The AP’s report that the Russian threat group behind the SolarWinds supply chain compromise gained access to email accounts of senior US Homeland Security officials (including those of former acting DHS Secretary Chad Wolf) continues to draw attention. The Washington Post says it’s confirmed that Secretary Wolf’s emails were indeed stolen. Members of both the US Senate and House have asked the Administration for an explanation.
The US Administration is believed to be nearing a decision on a response to the Russian operation. Delay in appointing the National Cyber Director the Solarium Commission recommended and Congress authorized is seen, Politico reports, as hindering the execution of whatever response the Administration decides upon.

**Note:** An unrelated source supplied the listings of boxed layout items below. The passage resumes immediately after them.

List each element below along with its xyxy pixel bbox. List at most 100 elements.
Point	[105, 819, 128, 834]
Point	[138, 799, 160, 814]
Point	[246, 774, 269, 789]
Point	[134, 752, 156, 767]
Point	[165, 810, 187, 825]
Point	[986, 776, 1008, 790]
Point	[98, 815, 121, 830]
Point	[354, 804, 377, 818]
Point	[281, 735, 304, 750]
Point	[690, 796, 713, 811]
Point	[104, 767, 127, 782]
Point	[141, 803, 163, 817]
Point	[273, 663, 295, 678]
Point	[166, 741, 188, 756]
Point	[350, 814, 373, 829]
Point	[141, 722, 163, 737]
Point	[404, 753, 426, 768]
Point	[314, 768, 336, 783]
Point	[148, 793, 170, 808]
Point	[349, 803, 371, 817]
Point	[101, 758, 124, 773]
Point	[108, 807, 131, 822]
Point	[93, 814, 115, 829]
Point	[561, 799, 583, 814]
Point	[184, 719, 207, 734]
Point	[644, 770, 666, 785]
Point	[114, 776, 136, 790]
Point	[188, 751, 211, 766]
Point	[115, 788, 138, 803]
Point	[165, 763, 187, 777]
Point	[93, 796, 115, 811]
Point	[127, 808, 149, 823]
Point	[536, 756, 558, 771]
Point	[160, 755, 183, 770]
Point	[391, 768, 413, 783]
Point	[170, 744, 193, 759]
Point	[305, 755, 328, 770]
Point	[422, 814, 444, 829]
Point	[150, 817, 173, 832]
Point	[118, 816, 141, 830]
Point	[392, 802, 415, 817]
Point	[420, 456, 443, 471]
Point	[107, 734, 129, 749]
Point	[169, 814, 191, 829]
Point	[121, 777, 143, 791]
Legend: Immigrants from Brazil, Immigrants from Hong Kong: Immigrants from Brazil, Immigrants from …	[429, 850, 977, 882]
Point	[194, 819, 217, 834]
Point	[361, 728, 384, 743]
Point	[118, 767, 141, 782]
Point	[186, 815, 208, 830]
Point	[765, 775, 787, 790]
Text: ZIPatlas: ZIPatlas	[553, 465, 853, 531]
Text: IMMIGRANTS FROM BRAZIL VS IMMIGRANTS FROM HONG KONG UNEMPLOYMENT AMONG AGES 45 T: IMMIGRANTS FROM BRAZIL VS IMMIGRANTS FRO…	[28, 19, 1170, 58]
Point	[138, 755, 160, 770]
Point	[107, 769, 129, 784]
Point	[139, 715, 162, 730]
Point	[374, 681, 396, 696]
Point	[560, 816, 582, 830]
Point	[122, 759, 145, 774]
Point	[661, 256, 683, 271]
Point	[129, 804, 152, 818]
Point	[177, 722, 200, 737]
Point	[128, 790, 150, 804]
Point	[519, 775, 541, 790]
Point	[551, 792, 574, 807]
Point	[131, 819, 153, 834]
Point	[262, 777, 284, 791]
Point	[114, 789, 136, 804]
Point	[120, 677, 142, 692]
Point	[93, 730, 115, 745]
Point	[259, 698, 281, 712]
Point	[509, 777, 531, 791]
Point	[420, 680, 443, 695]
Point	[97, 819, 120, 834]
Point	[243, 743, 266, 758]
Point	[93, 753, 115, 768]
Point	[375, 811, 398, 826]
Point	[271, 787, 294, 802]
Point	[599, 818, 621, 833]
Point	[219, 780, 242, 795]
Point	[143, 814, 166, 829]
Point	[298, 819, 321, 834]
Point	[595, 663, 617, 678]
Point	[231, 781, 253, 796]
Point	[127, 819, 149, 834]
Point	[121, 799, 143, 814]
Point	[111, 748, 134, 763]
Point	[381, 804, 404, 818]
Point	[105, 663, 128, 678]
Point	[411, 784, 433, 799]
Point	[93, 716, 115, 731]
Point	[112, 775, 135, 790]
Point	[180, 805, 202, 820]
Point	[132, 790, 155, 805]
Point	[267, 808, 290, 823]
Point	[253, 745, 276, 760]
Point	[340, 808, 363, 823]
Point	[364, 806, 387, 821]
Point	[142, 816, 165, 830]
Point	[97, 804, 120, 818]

Check Point adds its conclusions concerning a trend remarked by SecurityWeek and several others: ransomware attacks are surging against still vulnerable instances of Microsoft Exchange Server, tripling over the past week alone. SecurityWeek’s partial list of the criminal groups who’ve entered via the zero day Hafnium (a Chinese government actor) exposed includes ransomware operators DearCry (also known as DoejoCrypt) and Black Kingdom (also known as Pydomer), with the Lemon Duck cryptojacking botnet joining in for good measure.
Microsoft blogs its approval of the United Nations’ evolution of proposed international norms for conduct in cyberspace. Redmond sees “particularly noteworthy” aspects of the report by the General Assembly’s Open-ended Committee as affirmation of authority of international law in cyberspace and the protection of such essentially noncombatant sectors as healthcare and the information communications technology (ICT) supply chain from nation-state cyberattack.